Depending on the nerve to be reconstructed, Dr. Dowlatshahi can transfer the nerve with its blood supply and reattach the small blood vessels that are in the order of 500 microns or less. This is called super-microsurgery which essentially represents working on vessels that are even smaller than those utilized in conventional microsurgery. Supermicrosurgery requires a specialized skillset as well as dedicated super microsurgical instrumentation and suture. A specialized microscope is also required to allow for visualization of very small structures and exceeds the specifications of most conventional operating microscopes.

The advantage of transferring a nerve with its blood vessels and reattaching the blood vessels once the nerve is transferred is that the nerve is alive and this can potentially improve the chances of recovery, especially for critical nerves, or in the case of a scarred wound bed.

In the following, we demonstrate two examples of vascularized nerve transfer.

This is the case of a young adult in their 20’s with a high ulnar nerve injury after sustaining an open humerus fracture in a motor vehicle accident.
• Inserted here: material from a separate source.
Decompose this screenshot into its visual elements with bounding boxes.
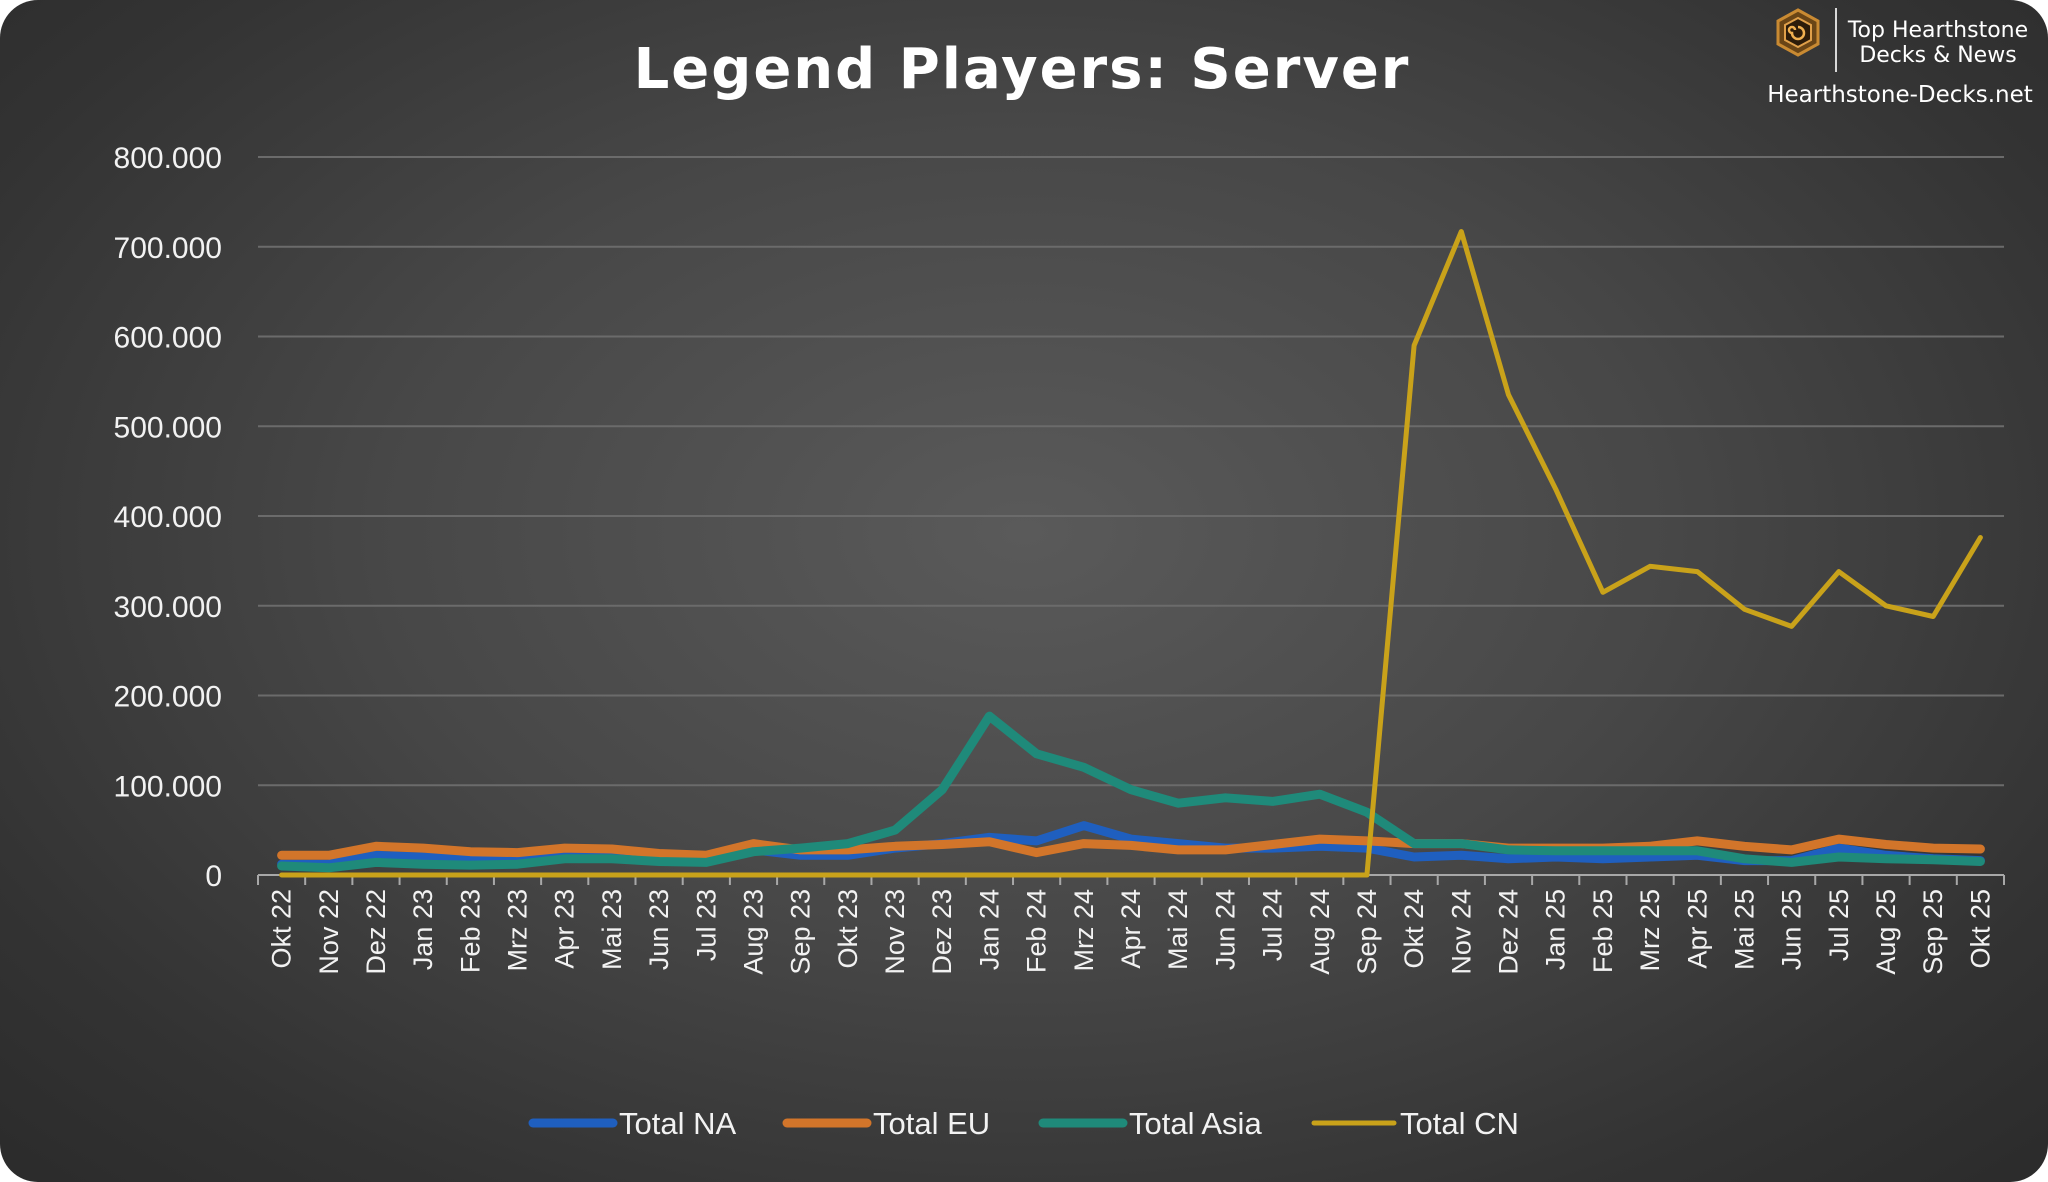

At the time of the humerus fracture repair, the ulnar nerve was tagged and the patient was transferred to Dr. Dowlatshahi’s care for repair. A nerve reconstruction was performed with autologous, vascularized sural nerve graft, as well as Guyon’s canal release, and anterior interosseous nerve (AIN) to ulnar motor nerve end-to-side transfer. The following photographs show the steps of the operation.
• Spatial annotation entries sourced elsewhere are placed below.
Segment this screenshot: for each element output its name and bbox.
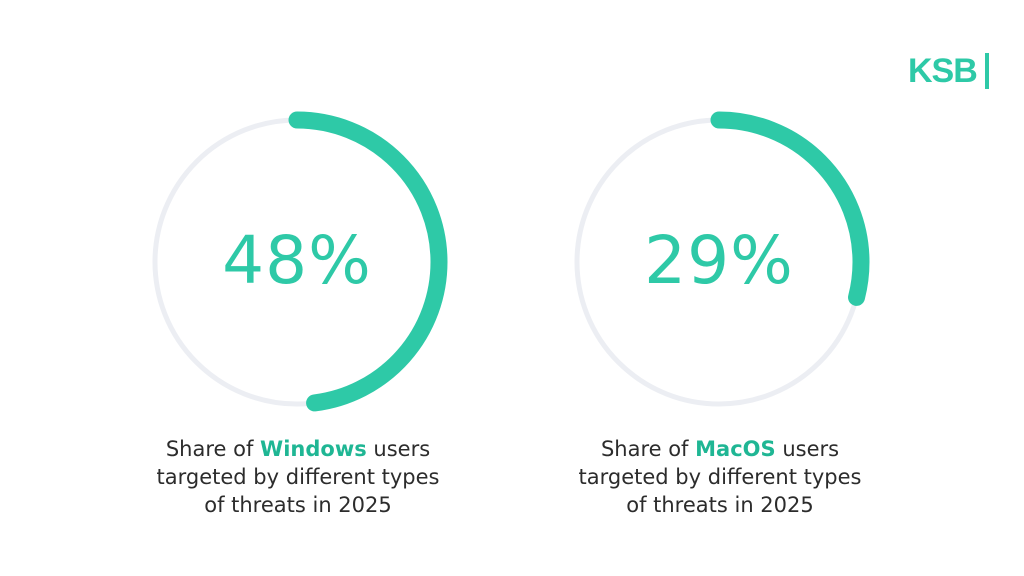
donut-progress-arc bbox=[146, 111, 448, 413]
logo-divider bbox=[984, 53, 989, 89]
caption-line-2: targeted by different types bbox=[156, 465, 440, 489]
caption-prefix: Share of bbox=[600, 437, 696, 461]
ksb-logo: KSB bbox=[908, 52, 989, 90]
caption-highlight-windows: Windows bbox=[260, 437, 367, 461]
caption-line-2: targeted by different types bbox=[578, 465, 862, 489]
donut-progress-arc bbox=[568, 111, 870, 413]
caption-highlight-macos: MacOS bbox=[695, 437, 776, 461]
windows-percentage: 48% bbox=[222, 221, 372, 299]
caption-suffix: users bbox=[366, 437, 431, 461]
macos-donut-chart: 29% bbox=[564, 105, 874, 415]
caption-prefix: Share of bbox=[165, 437, 261, 461]
windows-caption: Share of Windows users targeted by diffe… bbox=[118, 435, 478, 519]
windows-donut-chart: 48% bbox=[142, 105, 452, 415]
caption-line-1: Share of Windows users bbox=[118, 435, 478, 463]
caption-suffix: users bbox=[775, 437, 840, 461]
logo-text: KSB bbox=[908, 52, 978, 90]
macos-percentage: 29% bbox=[644, 221, 794, 299]
macos-donut-svg bbox=[568, 111, 870, 413]
macos-caption: Share of MacOS users targeted by differe… bbox=[540, 435, 900, 519]
caption-line-3: of threats in 2025 bbox=[626, 493, 814, 517]
caption-line-1: Share of MacOS users bbox=[540, 435, 900, 463]
windows-donut-svg bbox=[146, 111, 448, 413]
caption-line-3: of threats in 2025 bbox=[204, 493, 392, 517]
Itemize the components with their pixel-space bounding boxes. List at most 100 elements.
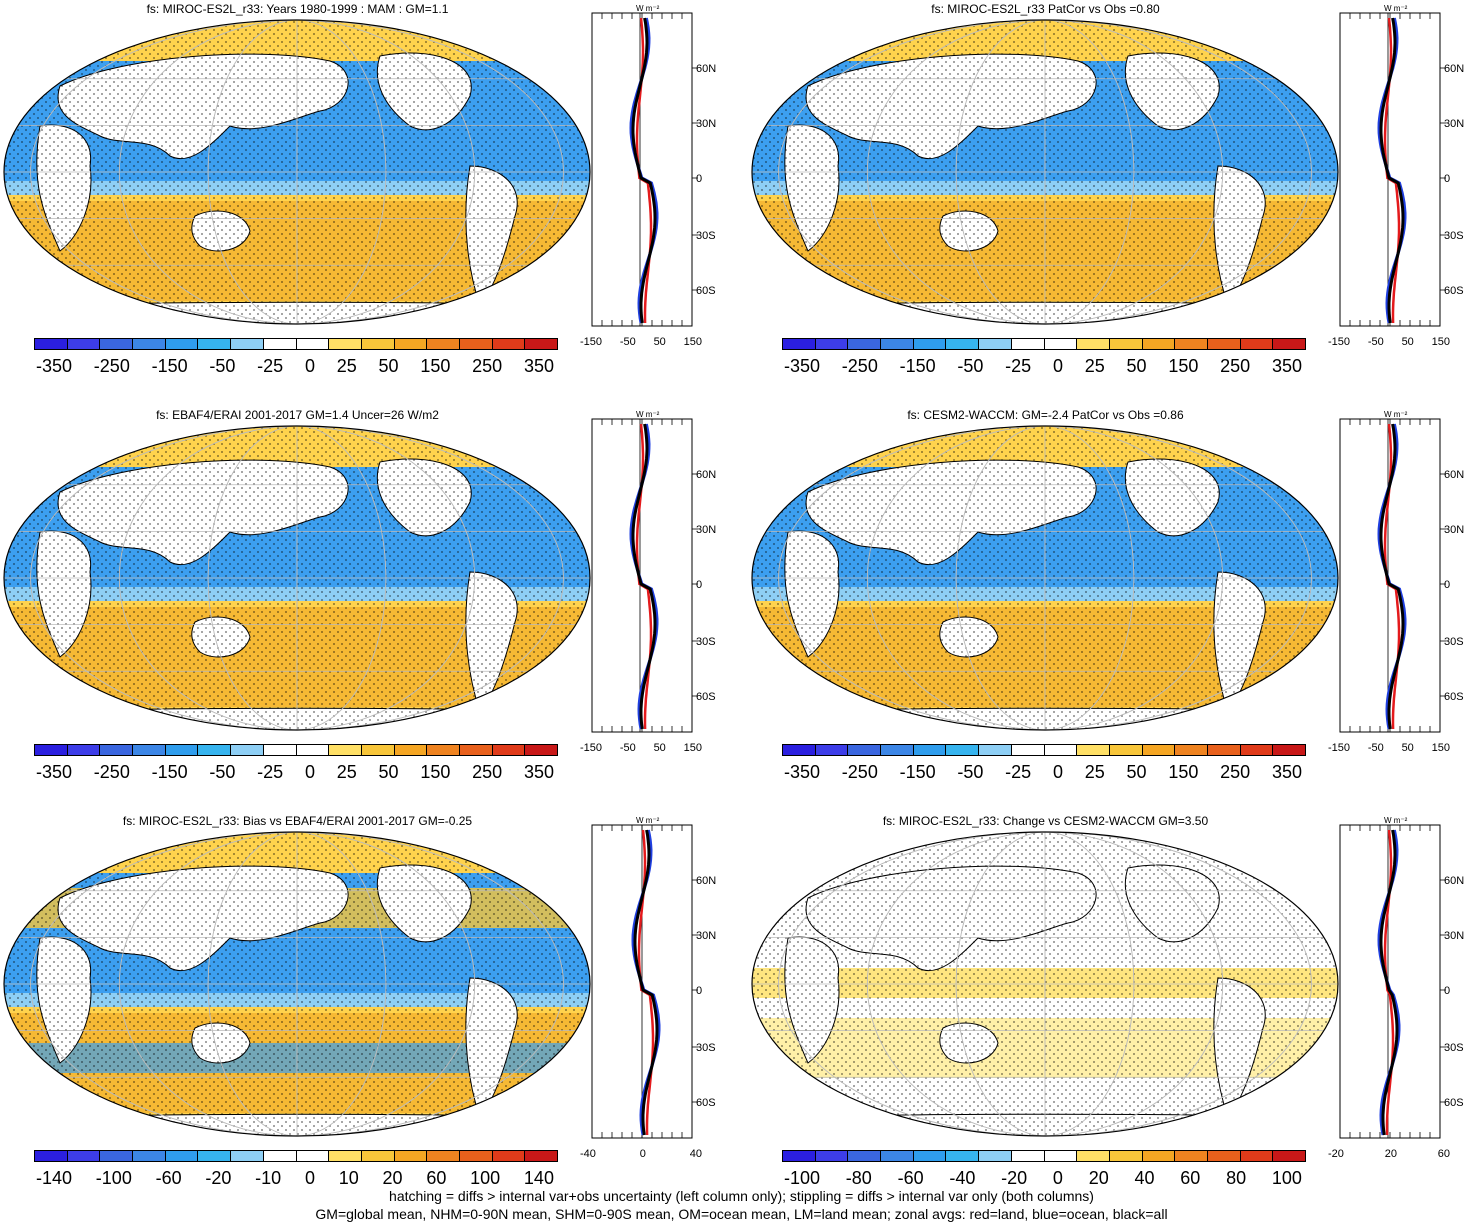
color-bar-swatch: [133, 339, 166, 349]
color-bar-swatch: [881, 1151, 914, 1161]
lat-label: 60N: [1444, 63, 1464, 75]
zonal-tick-label: 150: [1432, 742, 1450, 754]
color-bar-swatch: [297, 745, 330, 755]
color-bar-swatch: [1110, 1151, 1143, 1161]
color-bar-label: 20: [1089, 1168, 1109, 1189]
color-bar-swatch: [362, 745, 395, 755]
lat-label: 60S: [1444, 691, 1464, 703]
panel-title: fs: EBAF4/ERAI 2001-2017 GM=1.4 Uncer=26…: [0, 408, 595, 422]
color-bar: [782, 744, 1306, 756]
color-bar-swatch: [264, 1151, 297, 1161]
color-bar-label: -40: [949, 1168, 975, 1189]
color-bar: [34, 1150, 558, 1162]
color-bar-swatch: [525, 745, 557, 755]
color-bar-swatch: [1110, 745, 1143, 755]
color-bar-label: 80: [1226, 1168, 1246, 1189]
lat-label: 0: [696, 173, 702, 185]
lat-label: 30S: [696, 1042, 716, 1054]
color-bar-swatch: [1241, 745, 1274, 755]
color-bar-label: -25: [257, 762, 283, 783]
color-bar-label: -250: [94, 762, 130, 783]
color-bar-swatch: [68, 339, 101, 349]
color-bar-swatch: [231, 745, 264, 755]
color-bar-swatch: [1241, 1151, 1274, 1161]
color-bar-label: -10: [255, 1168, 281, 1189]
color-bar-label: -25: [257, 356, 283, 377]
color-bar-swatch: [816, 1151, 849, 1161]
color-bar-label: -20: [1001, 1168, 1027, 1189]
footer-line-2: GM=global mean, NHM=0-90N mean, SHM=0-90…: [0, 1206, 1483, 1222]
color-bar-swatch: [198, 339, 231, 349]
color-bar-swatch: [1175, 1151, 1208, 1161]
zonal-tick-label: -150: [580, 336, 602, 348]
color-bar-label: 50: [379, 356, 399, 377]
panel-title: fs: CESM2-WACCM: GM=-2.4 PatCor vs Obs =…: [748, 408, 1343, 422]
color-bar-label: -100: [96, 1168, 132, 1189]
color-bar-label: -350: [784, 762, 820, 783]
color-bar-swatch: [1045, 339, 1078, 349]
color-bar-swatch: [979, 339, 1012, 349]
color-bar-swatch: [881, 745, 914, 755]
color-bar-swatch: [1045, 745, 1078, 755]
color-bar-swatch: [816, 339, 849, 349]
color-bar-label: 0: [1053, 356, 1063, 377]
color-bar-swatch: [946, 745, 979, 755]
panel-title: fs: MIROC-ES2L_r33: Bias vs EBAF4/ERAI 2…: [0, 814, 595, 828]
color-bar-label: 20: [383, 1168, 403, 1189]
color-bar-swatch: [1012, 1151, 1045, 1161]
zonal-unit: W m⁻²: [636, 816, 660, 825]
lat-label: 30S: [696, 230, 716, 242]
color-bar-swatch: [914, 339, 947, 349]
zonal-curve: [633, 424, 655, 729]
world-map: [0, 828, 600, 1148]
color-bar-swatch: [427, 339, 460, 349]
color-bar-label: 25: [337, 762, 357, 783]
color-bar-label: 50: [1127, 762, 1147, 783]
world-map: [0, 422, 600, 742]
color-bar-label: -100: [784, 1168, 820, 1189]
panel-title: fs: MIROC-ES2L_r33 PatCor vs Obs =0.80: [748, 2, 1343, 16]
color-bar-swatch: [395, 745, 428, 755]
color-bar-swatch: [1175, 339, 1208, 349]
color-bar-label: 10: [339, 1168, 359, 1189]
color-bar-swatch: [297, 1151, 330, 1161]
color-bar-swatch: [816, 745, 849, 755]
lat-label: 30S: [1444, 230, 1464, 242]
color-bar-swatch: [1143, 745, 1176, 755]
color-bar-swatch: [35, 339, 68, 349]
lat-label: 60S: [1444, 1097, 1464, 1109]
color-bar-label: 350: [1272, 762, 1302, 783]
color-bar-label: -50: [209, 356, 235, 377]
color-bar-swatch: [525, 1151, 557, 1161]
color-bar-swatch: [68, 745, 101, 755]
color-bar-label: 150: [1168, 762, 1198, 783]
color-bar-label: -150: [900, 762, 936, 783]
lat-label: 30S: [1444, 1042, 1464, 1054]
footer-line-1: hatching = diffs > internal var+obs unce…: [0, 1188, 1483, 1204]
zonal-tick-label: 50: [1402, 742, 1414, 754]
lat-label: 60S: [696, 691, 716, 703]
zonal-tick-label: 50: [1402, 336, 1414, 348]
color-bar: [782, 338, 1306, 350]
color-bar-label: -60: [156, 1168, 182, 1189]
color-bar-swatch: [329, 1151, 362, 1161]
zonal-tick-label: -150: [580, 742, 602, 754]
color-bar-swatch: [1273, 745, 1305, 755]
color-bar: [34, 744, 558, 756]
color-bar-label: 350: [524, 762, 554, 783]
zonal-tick-label: 150: [1432, 336, 1450, 348]
color-bar-swatch: [914, 745, 947, 755]
color-bar-label: -250: [94, 356, 130, 377]
color-bar-swatch: [493, 745, 526, 755]
color-bar-swatch: [946, 1151, 979, 1161]
map-panel-6: fs: MIROC-ES2L_r33: Change vs CESM2-WACC…: [748, 812, 1483, 1212]
map-panel-5: fs: MIROC-ES2L_r33: Bias vs EBAF4/ERAI 2…: [0, 812, 745, 1212]
world-map: [0, 16, 600, 336]
color-bar-label: -50: [957, 762, 983, 783]
color-bar-swatch: [264, 339, 297, 349]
This is the case of a young laborer with a large-gap injury to the critical index finger radial digital nerve. The patient was explored, and when the large gap was identified, the patient was closed up and transferred to Dr. Dowlatshahi for further care. A sural nerve vascularized graft was utilized. The patient regained normal sensation and a normal 2 point discrimination. His sensation and range of motion are demonstrated in the last three photographs. Some degree of cold intolerance has persisted at 3 years postoperatively which is not uncommon in these types of injuries.